Immagino che un impegno del genere non si prenda a cuor leggero, come ti sei preparato?
Nel mio percorso professionale ci sono stati due mentori, ai quali ho fatto da assistente. Il primo è Pino “Pinaxa” Pischetola, l’altro è Alberto Butturini. Sono stati la mia fortuna professionale. Da loro due, usando bene occhi e orecchie, ho rubato tutto quello che so e che mi porto dietro nel bagaglio culturale.
Come mai sul palco si lavora con Digico, mentre qui si lavora con SSL?
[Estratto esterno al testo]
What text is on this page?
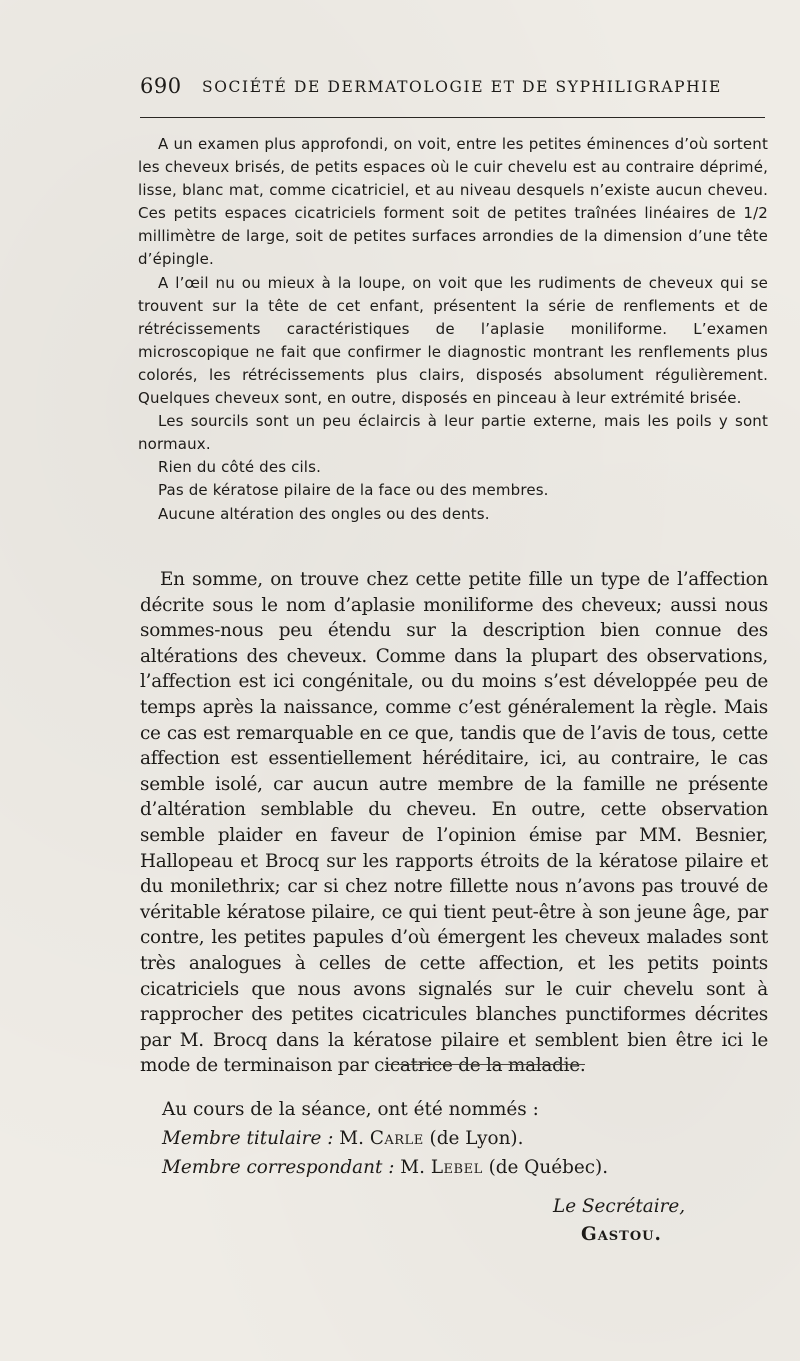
690 SOCIÉTÉ DE DERMATOLOGIE ET DE SYPHILIGRAPHIE

A un examen plus approfondi, on voit, entre les petites éminences d’où sortent les cheveux brisés, de petits espaces où le cuir chevelu est au contraire déprimé, lisse, blanc mat, comme cicatriciel, et au niveau desquels n’existe aucun cheveu. Ces petits espaces cicatriciels forment soit de petites traînées linéaires de 1/2 millimètre de large, soit de petites surfaces arrondies de la dimension d’une tête d’épingle.

A l’œil nu ou mieux à la loupe, on voit que les rudiments de cheveux qui se trouvent sur la tête de cet enfant, présentent la série de renflements et de rétrécissements caractéristiques de l’aplasie moniliforme. L’examen microscopique ne fait que confirmer le diagnostic montrant les renflements plus colorés, les rétrécissements plus clairs, disposés absolument régulièrement. Quelques cheveux sont, en outre, disposés en pinceau à leur extrémité brisée.

Les sourcils sont un peu éclaircis à leur partie externe, mais les poils y sont normaux.

Rien du côté des cils.

Pas de kératose pilaire de la face ou des membres.

Aucune altération des ongles ou des dents.

En somme, on trouve chez cette petite fille un type de l’affection décrite sous le nom d’aplasie moniliforme des cheveux; aussi nous sommes-nous peu étendu sur la description bien connue des altérations des cheveux. Comme dans la plupart des observations, l’affection est ici congénitale, ou du moins s’est développée peu de temps après la naissance, comme c’est généralement la règle. Mais ce cas est remarquable en ce que, tandis que de l’avis de tous, cette affection est essentiellement héréditaire, ici, au contraire, le cas semble isolé, car aucun autre membre de la famille ne présente d’altération semblable du cheveu. En outre, cette observation semble plaider en faveur de l’opinion émise par MM. Besnier, Hallopeau et Brocq sur les rapports étroits de la kératose pilaire et du monilethrix; car si chez notre fillette nous n’avons pas trouvé de véritable kératose pilaire, ce qui tient peut-être à son jeune âge, par contre, les petites papules d’où émergent les cheveux malades sont très analogues à celles de cette affection, et les petits points cicatriciels que nous avons signalés sur le cuir chevelu sont à rapprocher des petites cicatricules blanches punctiformes décrites par M. Brocq dans la kératose pilaire et semblent bien être ici le mode de terminaison par cicatrice de la maladie.

Au cours de la séance, ont été nommés :
Membre titulaire : M. Carle (de Lyon).
Membre correspondant : M. Lebel (de Québec).
Le Secrétaire,
Gastou.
Semplice abitudine. Non penso che SSL sia il migliore in assoluto e che gli altri non valgano niente, semplicemente io in studio lavoro con un altro SSL della famiglia. Quando conosci una macchina, sia la pasta sia il tocco rimangono quelli. Per quanto riguarda la qualità, Digico, Midas, Yamaha, AVID, ben vengano tutti.
In questa situazione qual è il tuo setup?
Niente di particolare, ormai è tutto abbastanza standardizzato. Parto richiamando ogni pezzo da un punto zero, con un mix dal suono neutro; poi a seconda della serata, dei musicisti o della location, aggiusto il mix. Mi organizzo creando degli stem dei vari strumenti, che poi mando a dei gruppi che mixo in tempo reale. Poi questo mix viene a sua volta mandato in due sezioni – Master Music e Master Voci – con i quali ho un controllo supplementare separato. Infine mando tutto a Paoluzi, che lo controlla e lo manda al PA.
Pensi che la sintonia tra il fonico e il PA manager sia una cosa importante?
Penso di essere una persona fortunatissima a essere capitato a lavorare con Antonio: lavorando con lui c’è sempre da imparare. Fare un tour con Paoluzi è come iscriversi a un corso di acustica, alla fine del tour ti ritrovi con un grande arricchimento professionale.